La nostra giornata termina con l’incontro di alcuni degli ospiti della Comunità Franco Basaglia. Incontriamo Roberto in una stanza tappezzata dai suoi disegni e, dopo averci parlato delle attività nelle quali è coinvolto, ci racconta che ha conseguito da poco la sua seconda laurea in Pedagogia: «Ho scritto la mia tesi di laurea sui tipi psicologici, partendo da Jung, descrivendoli secondo la sistemazione attuale». Gli piace leggere, cucinare e studiare, ma ci racconta che grazie alla sua prima laurea in Valorizzazione dei Beni Culturali tutti gli chiedono di andare in giro per le città della provincia, come fosse una guida turistica.

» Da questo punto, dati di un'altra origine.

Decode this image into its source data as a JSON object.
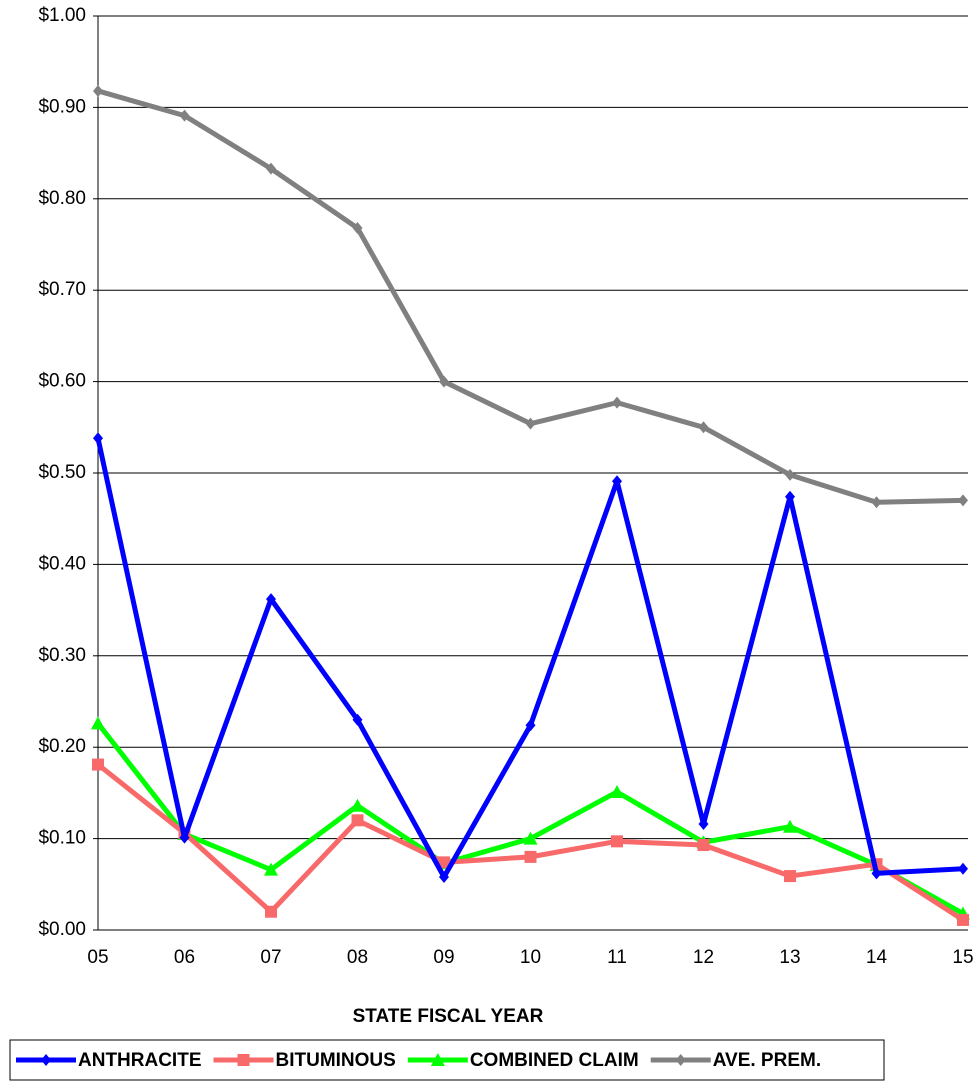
{
  "chart_data": {
    "type": "line",
    "x_label": "STATE FISCAL YEAR",
    "categories": [
      "05",
      "06",
      "07",
      "08",
      "09",
      "10",
      "11",
      "12",
      "13",
      "14",
      "15"
    ],
    "series": [
      {
        "name": "ANTHRACITE",
        "color": "#0000ff",
        "marker": "diamond",
        "values": [
          0.538,
          0.101,
          0.362,
          0.23,
          0.058,
          0.224,
          0.491,
          0.116,
          0.474,
          0.062,
          0.067
        ]
      },
      {
        "name": "BITUMINOUS",
        "color": "#f86a6a",
        "marker": "square",
        "values": [
          0.181,
          0.106,
          0.02,
          0.12,
          0.074,
          0.08,
          0.097,
          0.093,
          0.059,
          0.072,
          0.011
        ]
      },
      {
        "name": "COMBINED CLAIM",
        "color": "#00ff00",
        "marker": "triangle",
        "values": [
          0.226,
          0.105,
          0.066,
          0.136,
          0.073,
          0.1,
          0.151,
          0.096,
          0.113,
          0.071,
          0.018
        ]
      },
      {
        "name": "AVE. PREM.",
        "color": "#808080",
        "marker": "diamond",
        "values": [
          0.918,
          0.891,
          0.833,
          0.768,
          0.6,
          0.554,
          0.577,
          0.55,
          0.498,
          0.468,
          0.47
        ]
      }
    ],
    "ylim": [
      0,
      1
    ],
    "yticks": [
      {
        "value": 0,
        "label": "$0.00"
      },
      {
        "value": 0.1,
        "label": "$0.10"
      },
      {
        "value": 0.2,
        "label": "$0.20"
      },
      {
        "value": 0.3,
        "label": "$0.30"
      },
      {
        "value": 0.4,
        "label": "$0.40"
      },
      {
        "value": 0.5,
        "label": "$0.50"
      },
      {
        "value": 0.6,
        "label": "$0.60"
      },
      {
        "value": 0.7,
        "label": "$0.70"
      },
      {
        "value": 0.8,
        "label": "$0.80"
      },
      {
        "value": 0.9,
        "label": "$0.90"
      },
      {
        "value": 1,
        "label": "$1.00"
      }
    ],
    "grid": true,
    "legend": "bottom"
  }
}
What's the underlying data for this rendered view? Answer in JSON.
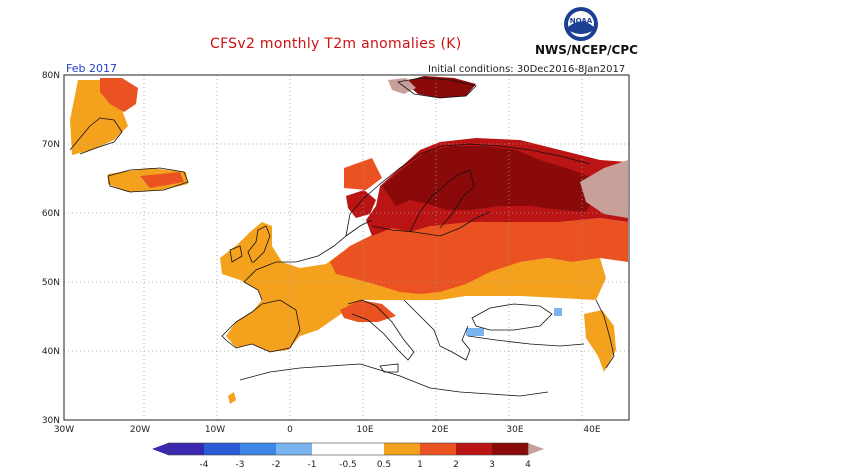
{
  "header": {
    "title": "CFSv2 monthly T2m anomalies (K)",
    "month": "Feb 2017",
    "initial_conditions": "Initial conditions: 30Dec2016-8Jan2017",
    "organization": "NWS/NCEP/CPC",
    "logo_text": "NOAA"
  },
  "map": {
    "region": "Europe",
    "lon_range": [
      -30,
      47
    ],
    "lat_range": [
      30,
      80
    ],
    "lat_ticks": [
      "80N",
      "70N",
      "60N",
      "50N",
      "40N",
      "30N"
    ],
    "lon_ticks": [
      "30W",
      "20W",
      "10W",
      "0",
      "10E",
      "20E",
      "30E",
      "40E"
    ],
    "grid": "dotted"
  },
  "legend": {
    "tick_labels": [
      "-4",
      "-3",
      "-2",
      "-1",
      "-0.5",
      "0.5",
      "1",
      "2",
      "3",
      "4"
    ],
    "colors": [
      "#3a28b0",
      "#2a5cd8",
      "#3e86e6",
      "#7ab4f0",
      "#ffffff",
      "#f4a21e",
      "#ea5222",
      "#bb1414",
      "#8a0a0a",
      "#c8a09a"
    ]
  },
  "colors": {
    "title": "#cc1111",
    "month": "#1a3fc8",
    "anom_0_5_1": "#f4a21e",
    "anom_1_2": "#ea5222",
    "anom_2_3": "#bb1414",
    "anom_3_4": "#8a0a0a",
    "anom_gt_4": "#c8a09a",
    "anom_neg": "#7ab4f0"
  }
}
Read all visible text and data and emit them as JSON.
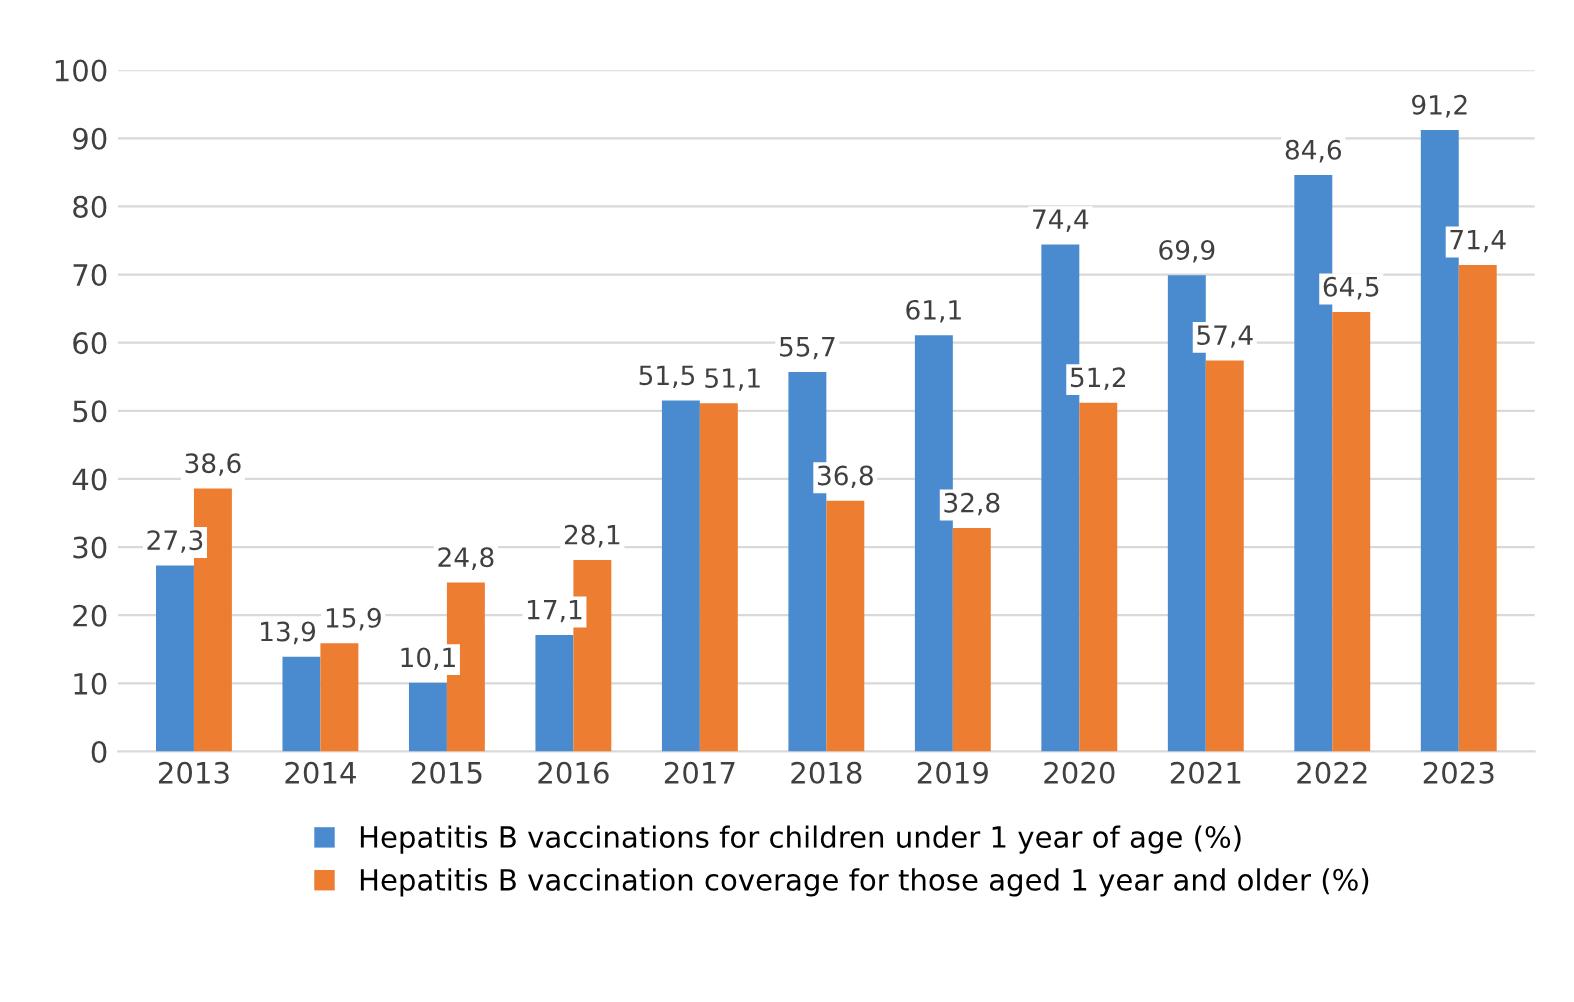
{
  "chart_data": {
    "type": "bar",
    "categories": [
      "2013",
      "2014",
      "2015",
      "2016",
      "2017",
      "2018",
      "2019",
      "2020",
      "2021",
      "2022",
      "2023"
    ],
    "series": [
      {
        "name": "Hepatitis B vaccinations for children under 1 year of age (%)",
        "color": "#4a8bd0",
        "values": [
          27.3,
          13.9,
          10.1,
          17.1,
          51.5,
          55.7,
          61.1,
          74.4,
          69.9,
          84.6,
          91.2
        ],
        "value_labels": [
          "27,3",
          "13,9",
          "10,1",
          "17,1",
          "51,5",
          "55,7",
          "61,1",
          "74,4",
          "69,9",
          "84,6",
          "91,2"
        ]
      },
      {
        "name": "Hepatitis B vaccination coverage for those aged 1 year and older (%)",
        "color": "#ed7d31",
        "values": [
          38.6,
          15.9,
          24.8,
          28.1,
          51.1,
          36.8,
          32.8,
          51.2,
          57.4,
          64.5,
          71.4
        ],
        "value_labels": [
          "38,6",
          "15,9",
          "24,8",
          "28,1",
          "51,1",
          "36,8",
          "32,8",
          "51,2",
          "57,4",
          "64,5",
          "71,4"
        ]
      }
    ],
    "ylim": [
      0,
      100
    ],
    "yticks": [
      0,
      10,
      20,
      30,
      40,
      50,
      60,
      70,
      80,
      90,
      100
    ],
    "grid": "y",
    "legend": "bottom"
  }
}
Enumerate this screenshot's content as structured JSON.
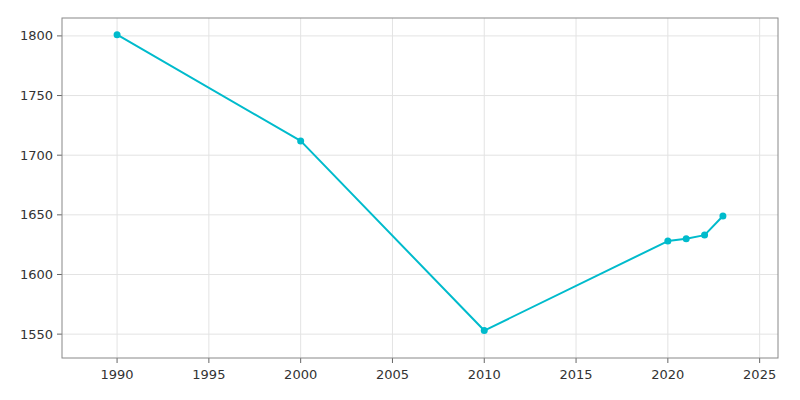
{
  "chart_data": {
    "type": "line",
    "x": [
      1990,
      2000,
      2010,
      2020,
      2021,
      2022,
      2023
    ],
    "values": [
      1801,
      1712,
      1553,
      1628,
      1630,
      1633,
      1649
    ],
    "color": "#00BBCC",
    "marker": "circle",
    "xlim": [
      1987,
      2026
    ],
    "ylim": [
      1530,
      1815
    ],
    "xticks": [
      1990,
      1995,
      2000,
      2005,
      2010,
      2015,
      2020,
      2025
    ],
    "yticks": [
      1550,
      1600,
      1650,
      1700,
      1750,
      1800
    ],
    "grid": true
  }
}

Paziente della Comunità Franco Basaglia. Fotografia di Martina Lambazzi
D., invece, ci mostra la sua stanza. La piccola scrivania di fronte al letto è piena di fili e perline colorate perché realizza gioielli per poi distribuirli o regalarli. Alle pareti, invece, ci sono dei quadri, i suoi. Lui dipinge, è affascinato dalla cultura orientale ma in fondo la sua passione artistica si nutre di ogni stimolo che lo colpisce. Rispetto alla vita in comunità ci dice che «a volte quello che facciamo può sembrare strano, ma per noi che viviamo qui quella stranezza è un tratto che ci distingue. Sappiamo anche riderne a volte».
Prima di salutarci definitivamente conosciamo Dario, che ci parla delle attività svolte all’interno della struttura: oltre al Nordic Walking, una delle proposte più amate, ogni martedì vengono organizzati dei gruppi guidati dalla psicologa, la dott.ssa Giuseppina Diana, mentre il giovedì c’è la lettura del giornale. Subito dopo ci racconta delle difficoltà vissute durante il periodo della pandemia. È stato centocinquanta giorni chiuso in casa, Dario, ma poi è tornato in Comunità e, come ci ha tenuto a sottolineare, «vuole restarci per altri cinque anni».